The imputation model must reflect the association between the incomplete variable, the outcome and the other explanatory variables. Therefore, variables included in the proportional hazard model as well as the stratification variables must be included in the imputation model. If a surrogate of the phase-2 variable is available, it should also be included in the imputation model. On the other hand, multiple imputation approach can provide unbiased and more efficient estimates than weighted analysis even when no strong predictor of the phase-2 variable is available [10]. The inclusion of additional variables other than strongly predictive variables can lead to an increased inter-imputation variance. This prompted the use of different imputation models for D-dimer levels in the CHD and VaD analyses. However, we verified that adding the variables only used in the CHD analysis to the model used for VaD, did not modify the results observed in the former (data not shown).
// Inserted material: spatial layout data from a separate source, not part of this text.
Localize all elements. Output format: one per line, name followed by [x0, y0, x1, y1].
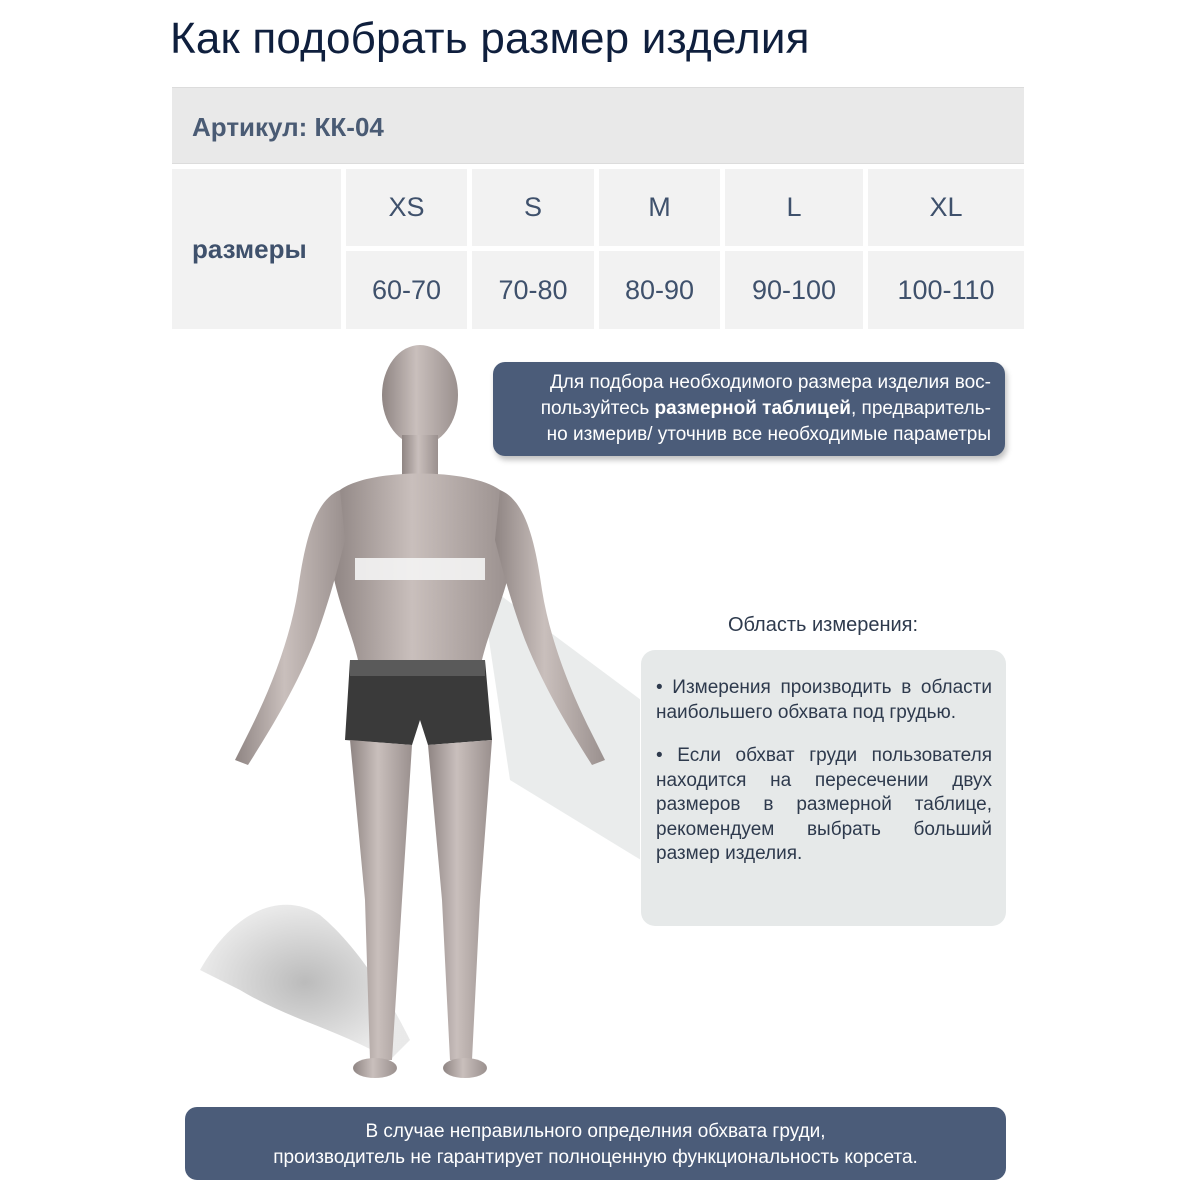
size-range-xl: 100-110: [868, 251, 1024, 329]
size-header-s: S: [472, 169, 594, 246]
size-header-l: L: [725, 169, 863, 246]
measure-info-box: [641, 650, 1006, 926]
article-header: [172, 87, 1024, 164]
article-label: Артикул: КК-04: [192, 112, 384, 142]
warning-line-1: В случае неправильного определния обхвата груди,: [365, 1121, 826, 1142]
size-header-xl: XL: [868, 169, 1024, 246]
size-table: [172, 169, 1024, 329]
measure-bullet-2: • Если обхват груди пользователя находится на пересечении двух размеров в размерной таблице, рекомендуем выбрать больший размер изделия.: [656, 745, 992, 864]
size-header-xs: XS: [346, 169, 467, 246]
instruction-line-2: [507, 396, 991, 422]
size-header-m: M: [599, 169, 720, 246]
size-range-m: 80-90: [599, 251, 720, 329]
page-title: Как подобрать размер изделия: [170, 14, 810, 63]
size-range-l: 90-100: [725, 251, 863, 329]
instruction-bold-term: размерной таблицей: [654, 398, 851, 419]
sizes-row-label: размеры: [172, 169, 341, 329]
measure-bullet-1: • Измерения производить в области наибольшего обхвата под грудью.: [656, 677, 992, 723]
instruction-line-1: Для подбора необходимого размера изделия вос-: [549, 372, 991, 393]
instruction-line-2-start: пользуйтесь: [540, 398, 655, 419]
instruction-line-2-end: , предваритель-: [850, 398, 991, 419]
warning-line-2: производитель не гарантирует полноценную функциональность корсета.: [273, 1147, 918, 1168]
size-range-s: 70-80: [472, 251, 594, 329]
warning-callout: [185, 1107, 1006, 1180]
instruction-callout: [493, 362, 1005, 456]
instruction-line-3: но измерив/ уточнив все необходимые параметры: [546, 424, 991, 445]
measure-area-title: Область измерения:: [727, 614, 919, 636]
size-range-xs: 60-70: [346, 251, 467, 329]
The number of requested imputations depends on the proportion of missing information which, in case-cohort studies, is considerably smaller than the percentage of incompletely observed subjects. Rubin showed that with as much as 40 per cent information missing, M = 5 imputations provides an asymptotic relative efficiency was 0.97, and, with 50 per cent missing information, M = 10 provides an asymptotic relative efficiency of 0.98. Thus, a small number of imputations, 5-10, should suffice [21]. In our analyses, we used 5 imputations to limit the computer time of the simulations, a reasonable choice since the proportion of missing information was always smaller than 30 per cent. However, a slightly larger number of imputations (e.g. 10) could have been performed on the 3C study data at a reasonable time cost; it would have provided a more precise estimate of the between imputation variance and of the percentage of missing information.

The VaD risk increased with D-dimer tertiles. However, D-dimer inclusion did not significantly improve the predictive ability of the model for VaD risk. Computations of the *C* and IDI index yielded the same conclusion. To our knowledge, no other results concerning the predictive ability of D-dimer on the risk of VaD have been published to date. The risk of CHD did not vary with D-dimer, so, not surprisingly, the predictive ability of this variable was negligible, regardless of the index used. Wang *et al.* [22] and Tzoulaki [23] reported that the use of 10 and 4 biomarkers respectively added only moderately to the overall risk prediction based on conventional cardiovascular risk factors.